Le choix des mots est révélateur. En effet, le Parti démocrate et la classe dirigeante dans son ensemble mènent une «guerre» contre les droits démocratiques et sociaux de la classe ouvrière. Dans un pays de 330 millions d’habitants, l’oligarchie financière exige que l’accès aux urnes soit limité à ses partis de la grande entreprise.

Le mépris extrême pour les principes démocratiques fondamentaux est flagrant. «Certains craignent [au sein du Parti démocrate] que le fait de donner plus de choix aux électeurs soit plus susceptible de nuire à Biden», écrit le New York Times, un argument digne d’une dictature. Le Times cite Robert Lenhard, un avocat externe des démocrates, qui déclare que l’effort qui vise à limiter l’accès au scrutin a pour but de «garantir que les personnes qui figurent sur le bulletin de vote ont des bases de soutien légitimes», c’est-à-dire le soutien de l’oligarchie financière et patronale.

Un sondage de Pew Research réalisé en 2022 a révélé que le mépris pour les démocrates et les républicains «n’a jamais été aussi élevé depuis plus de deux décennies de sondages». Dans ces conditions, il est nécessaire d’empêcher les électeurs d’avoir «plus de choix sur le bulletin de vote», c’est-à-dire la possibilité de voter pour des candidats qu’ils soutiennent réellement.

Il n’est pas largement compris, même parmi les travailleurs aux États-Unis, à quel point le système électoral américain est profondément antidémocratique.

Le nombre de signatures que les tiers partis doivent recueillir dans certains États est colossal: 219.403 en Californie, 145.040 en Floride, 113.151 au Texas, 82.452 en Caroline du Nord, 45.000 à New York, 43.000 en Arizona, 36.944 dans l’Indiana, 25.000 dans l’Illinois, 23.737 dans l’Oregon et au moins 10.000 dans le Massachusetts, le Missouri, le Maryland, le Michigan, le Nevada, la Caroline du Sud et le Colorado. Collectivement, les candidats indépendants et les tiers partis devraient recueillir plus de 900.000 signatures pour figurer sur le bulletin de vote dans chaque État et à Washington DC.

En outre, afin de surmonter les contestations impitoyables des démocrates et des républicains sur les signatures recueillies, les tiers sont obligés de recueillir au moins 50 pour cent de plus que l’exigence officielle, soit environ 1,5 million de signatures à l’échelle nationale. En revanche, en Russie, pays constamment dénoncé par les médias américains comme étant le plus autoritaire et le plus antidémocratique du monde, il faut recueillir 100.000 signatures pour être inscrit sur les listes électorales nationales.

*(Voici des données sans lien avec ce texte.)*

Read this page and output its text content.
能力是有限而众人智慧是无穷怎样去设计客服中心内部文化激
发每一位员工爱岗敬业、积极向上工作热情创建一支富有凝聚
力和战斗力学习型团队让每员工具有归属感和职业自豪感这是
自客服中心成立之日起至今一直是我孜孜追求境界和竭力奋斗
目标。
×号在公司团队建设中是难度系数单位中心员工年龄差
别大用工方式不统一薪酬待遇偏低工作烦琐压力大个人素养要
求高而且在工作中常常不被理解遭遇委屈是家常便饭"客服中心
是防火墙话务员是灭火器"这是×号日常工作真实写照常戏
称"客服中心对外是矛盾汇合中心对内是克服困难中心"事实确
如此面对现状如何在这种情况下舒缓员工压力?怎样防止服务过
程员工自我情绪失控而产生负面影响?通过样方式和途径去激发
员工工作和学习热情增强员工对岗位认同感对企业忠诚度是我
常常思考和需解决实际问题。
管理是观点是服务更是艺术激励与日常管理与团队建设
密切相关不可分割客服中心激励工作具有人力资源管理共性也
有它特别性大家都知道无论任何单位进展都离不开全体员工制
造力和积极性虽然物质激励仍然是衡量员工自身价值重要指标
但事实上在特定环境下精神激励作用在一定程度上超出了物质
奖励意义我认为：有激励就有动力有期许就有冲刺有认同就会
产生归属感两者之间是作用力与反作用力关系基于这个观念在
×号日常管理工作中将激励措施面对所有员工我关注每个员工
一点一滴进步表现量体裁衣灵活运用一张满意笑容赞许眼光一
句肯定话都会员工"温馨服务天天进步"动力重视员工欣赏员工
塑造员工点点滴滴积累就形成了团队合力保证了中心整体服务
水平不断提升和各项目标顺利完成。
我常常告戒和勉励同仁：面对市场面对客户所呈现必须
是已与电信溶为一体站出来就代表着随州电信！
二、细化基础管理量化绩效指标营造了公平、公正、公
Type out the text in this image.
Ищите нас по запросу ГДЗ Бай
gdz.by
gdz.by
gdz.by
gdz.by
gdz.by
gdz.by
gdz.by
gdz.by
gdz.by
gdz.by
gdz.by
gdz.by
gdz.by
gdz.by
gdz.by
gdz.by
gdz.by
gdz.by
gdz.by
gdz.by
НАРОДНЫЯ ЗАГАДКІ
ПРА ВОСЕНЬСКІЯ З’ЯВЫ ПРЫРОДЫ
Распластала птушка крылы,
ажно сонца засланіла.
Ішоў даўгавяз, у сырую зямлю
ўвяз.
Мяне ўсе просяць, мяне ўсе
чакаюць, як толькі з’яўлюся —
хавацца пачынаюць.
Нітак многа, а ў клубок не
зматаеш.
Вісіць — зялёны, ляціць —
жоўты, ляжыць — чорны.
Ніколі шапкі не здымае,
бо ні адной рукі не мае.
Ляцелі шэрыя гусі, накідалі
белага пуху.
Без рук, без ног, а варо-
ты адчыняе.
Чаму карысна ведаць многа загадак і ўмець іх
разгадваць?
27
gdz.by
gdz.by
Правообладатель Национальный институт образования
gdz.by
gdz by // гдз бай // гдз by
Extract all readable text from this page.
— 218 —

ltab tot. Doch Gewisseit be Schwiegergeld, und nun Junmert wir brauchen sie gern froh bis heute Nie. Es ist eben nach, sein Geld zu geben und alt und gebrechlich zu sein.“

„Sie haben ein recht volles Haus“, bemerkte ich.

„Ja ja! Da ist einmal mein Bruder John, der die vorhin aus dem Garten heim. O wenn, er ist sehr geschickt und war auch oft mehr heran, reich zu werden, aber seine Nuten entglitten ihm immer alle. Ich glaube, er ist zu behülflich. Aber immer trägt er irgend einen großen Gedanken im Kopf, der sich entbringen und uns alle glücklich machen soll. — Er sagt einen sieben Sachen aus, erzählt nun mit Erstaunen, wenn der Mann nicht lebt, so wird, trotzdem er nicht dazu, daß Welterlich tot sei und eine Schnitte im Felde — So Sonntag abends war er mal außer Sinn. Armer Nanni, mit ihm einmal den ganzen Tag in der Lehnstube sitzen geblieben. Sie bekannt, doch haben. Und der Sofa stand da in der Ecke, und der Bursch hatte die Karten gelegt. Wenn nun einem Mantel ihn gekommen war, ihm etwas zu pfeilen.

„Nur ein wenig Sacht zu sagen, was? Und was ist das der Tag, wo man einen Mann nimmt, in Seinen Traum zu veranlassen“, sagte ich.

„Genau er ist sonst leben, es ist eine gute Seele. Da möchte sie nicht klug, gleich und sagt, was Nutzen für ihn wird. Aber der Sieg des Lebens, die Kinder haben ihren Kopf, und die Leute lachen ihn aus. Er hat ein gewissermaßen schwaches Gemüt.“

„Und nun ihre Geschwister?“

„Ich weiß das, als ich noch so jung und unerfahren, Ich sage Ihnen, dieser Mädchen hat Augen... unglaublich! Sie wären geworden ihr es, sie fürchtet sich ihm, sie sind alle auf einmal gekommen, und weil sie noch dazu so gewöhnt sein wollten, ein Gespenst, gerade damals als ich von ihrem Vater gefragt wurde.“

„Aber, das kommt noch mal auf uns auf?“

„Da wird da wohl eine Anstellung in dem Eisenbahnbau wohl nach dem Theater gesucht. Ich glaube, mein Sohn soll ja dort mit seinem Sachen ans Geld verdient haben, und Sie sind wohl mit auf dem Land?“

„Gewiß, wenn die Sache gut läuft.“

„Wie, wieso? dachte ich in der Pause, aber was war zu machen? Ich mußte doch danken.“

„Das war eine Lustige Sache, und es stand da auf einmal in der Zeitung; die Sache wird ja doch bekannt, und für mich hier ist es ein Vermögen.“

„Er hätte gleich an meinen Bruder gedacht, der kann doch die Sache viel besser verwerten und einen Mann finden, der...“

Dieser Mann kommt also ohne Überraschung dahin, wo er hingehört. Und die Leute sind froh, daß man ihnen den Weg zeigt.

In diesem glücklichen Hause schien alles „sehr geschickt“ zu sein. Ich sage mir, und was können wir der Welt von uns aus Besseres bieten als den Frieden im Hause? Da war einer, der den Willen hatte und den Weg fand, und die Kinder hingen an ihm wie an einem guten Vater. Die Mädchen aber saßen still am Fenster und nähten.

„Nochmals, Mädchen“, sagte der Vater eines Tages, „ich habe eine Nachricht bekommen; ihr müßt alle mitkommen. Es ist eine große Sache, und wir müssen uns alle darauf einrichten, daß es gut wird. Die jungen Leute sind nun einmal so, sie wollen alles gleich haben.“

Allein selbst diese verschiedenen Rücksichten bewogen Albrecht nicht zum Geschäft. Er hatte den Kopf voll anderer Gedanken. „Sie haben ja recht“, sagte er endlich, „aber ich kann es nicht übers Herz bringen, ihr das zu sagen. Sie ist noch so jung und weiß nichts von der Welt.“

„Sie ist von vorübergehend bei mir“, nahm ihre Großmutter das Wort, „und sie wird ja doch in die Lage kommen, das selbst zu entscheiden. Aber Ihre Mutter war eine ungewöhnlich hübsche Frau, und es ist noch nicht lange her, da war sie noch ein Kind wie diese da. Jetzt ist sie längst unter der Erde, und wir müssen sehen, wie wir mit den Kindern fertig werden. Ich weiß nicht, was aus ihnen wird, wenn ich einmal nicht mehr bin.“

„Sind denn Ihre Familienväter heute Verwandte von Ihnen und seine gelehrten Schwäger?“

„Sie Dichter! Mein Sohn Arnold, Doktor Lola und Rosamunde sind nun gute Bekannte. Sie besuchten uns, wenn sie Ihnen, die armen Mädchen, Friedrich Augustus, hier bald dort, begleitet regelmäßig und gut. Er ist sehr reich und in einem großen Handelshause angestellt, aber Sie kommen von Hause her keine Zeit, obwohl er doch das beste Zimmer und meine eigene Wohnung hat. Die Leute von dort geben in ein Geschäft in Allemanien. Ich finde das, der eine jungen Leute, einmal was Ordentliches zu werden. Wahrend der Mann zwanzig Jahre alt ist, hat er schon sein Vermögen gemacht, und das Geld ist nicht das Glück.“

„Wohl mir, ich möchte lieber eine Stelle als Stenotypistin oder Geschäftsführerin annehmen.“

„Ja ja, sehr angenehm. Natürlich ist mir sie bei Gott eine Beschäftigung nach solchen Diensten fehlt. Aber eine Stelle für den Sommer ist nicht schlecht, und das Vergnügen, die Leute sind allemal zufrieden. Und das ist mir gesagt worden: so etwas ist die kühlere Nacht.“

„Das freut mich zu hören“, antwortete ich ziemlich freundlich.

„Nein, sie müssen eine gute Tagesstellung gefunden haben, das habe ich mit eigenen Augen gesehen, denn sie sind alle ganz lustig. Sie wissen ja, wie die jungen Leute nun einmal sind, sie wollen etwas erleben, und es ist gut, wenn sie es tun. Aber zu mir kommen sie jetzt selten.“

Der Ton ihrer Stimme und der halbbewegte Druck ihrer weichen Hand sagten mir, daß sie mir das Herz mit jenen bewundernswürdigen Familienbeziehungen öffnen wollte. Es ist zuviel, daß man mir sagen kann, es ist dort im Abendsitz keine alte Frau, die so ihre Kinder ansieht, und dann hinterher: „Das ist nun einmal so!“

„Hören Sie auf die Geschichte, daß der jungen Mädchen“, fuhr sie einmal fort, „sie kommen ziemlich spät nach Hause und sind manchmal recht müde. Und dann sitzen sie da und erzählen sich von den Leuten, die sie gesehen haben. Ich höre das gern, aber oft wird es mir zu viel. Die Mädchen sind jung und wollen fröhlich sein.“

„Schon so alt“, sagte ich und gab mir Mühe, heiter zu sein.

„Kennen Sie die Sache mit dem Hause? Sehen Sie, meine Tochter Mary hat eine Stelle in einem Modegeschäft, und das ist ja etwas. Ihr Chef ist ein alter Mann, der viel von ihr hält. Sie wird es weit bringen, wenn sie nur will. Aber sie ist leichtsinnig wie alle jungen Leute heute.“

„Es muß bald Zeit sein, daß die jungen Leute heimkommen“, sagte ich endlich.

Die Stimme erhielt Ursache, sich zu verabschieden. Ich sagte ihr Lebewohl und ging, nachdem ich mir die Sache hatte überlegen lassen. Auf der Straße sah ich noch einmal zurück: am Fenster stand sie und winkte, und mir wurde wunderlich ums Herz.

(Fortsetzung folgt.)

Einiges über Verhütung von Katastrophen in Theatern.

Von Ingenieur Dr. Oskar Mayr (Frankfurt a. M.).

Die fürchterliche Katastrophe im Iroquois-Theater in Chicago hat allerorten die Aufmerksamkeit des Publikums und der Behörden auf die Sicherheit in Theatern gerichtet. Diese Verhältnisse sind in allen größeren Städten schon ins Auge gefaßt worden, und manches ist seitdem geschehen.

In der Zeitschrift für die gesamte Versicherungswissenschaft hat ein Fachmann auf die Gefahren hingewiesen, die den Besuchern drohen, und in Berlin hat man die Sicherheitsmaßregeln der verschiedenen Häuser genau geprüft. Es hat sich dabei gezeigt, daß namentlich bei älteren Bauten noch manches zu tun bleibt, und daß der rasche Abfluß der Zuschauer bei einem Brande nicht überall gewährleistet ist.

Ces mesures ont été mises en œuvre par les deux partis dans le but précis d’exclure toute opposition de gauche à leur domination. Comme l’a fait remarquer Richard Winger, spécialiste de l’accès aux urnes, la plupart des exigences les plus onéreuses ont été adoptées après les années 1930, pendant la Grande Dépression et la période qui a suivi, pour empêcher le Parti communiste et d’autres partis de gauche de se présenter aux élections.

Entre 1929 et 1960, dix États ont «drastiquement» augmenté les restrictions sur les bulletins de vote, note Winger dans son essai intitulé «How Ballot Access Laws Affect the U.S. Party System», tandis que trois États seulement ont ouvert l’accès. Entre 1961 et 1983, ce processus s’est accéléré, 25 États restreignant l’accès au scrutin.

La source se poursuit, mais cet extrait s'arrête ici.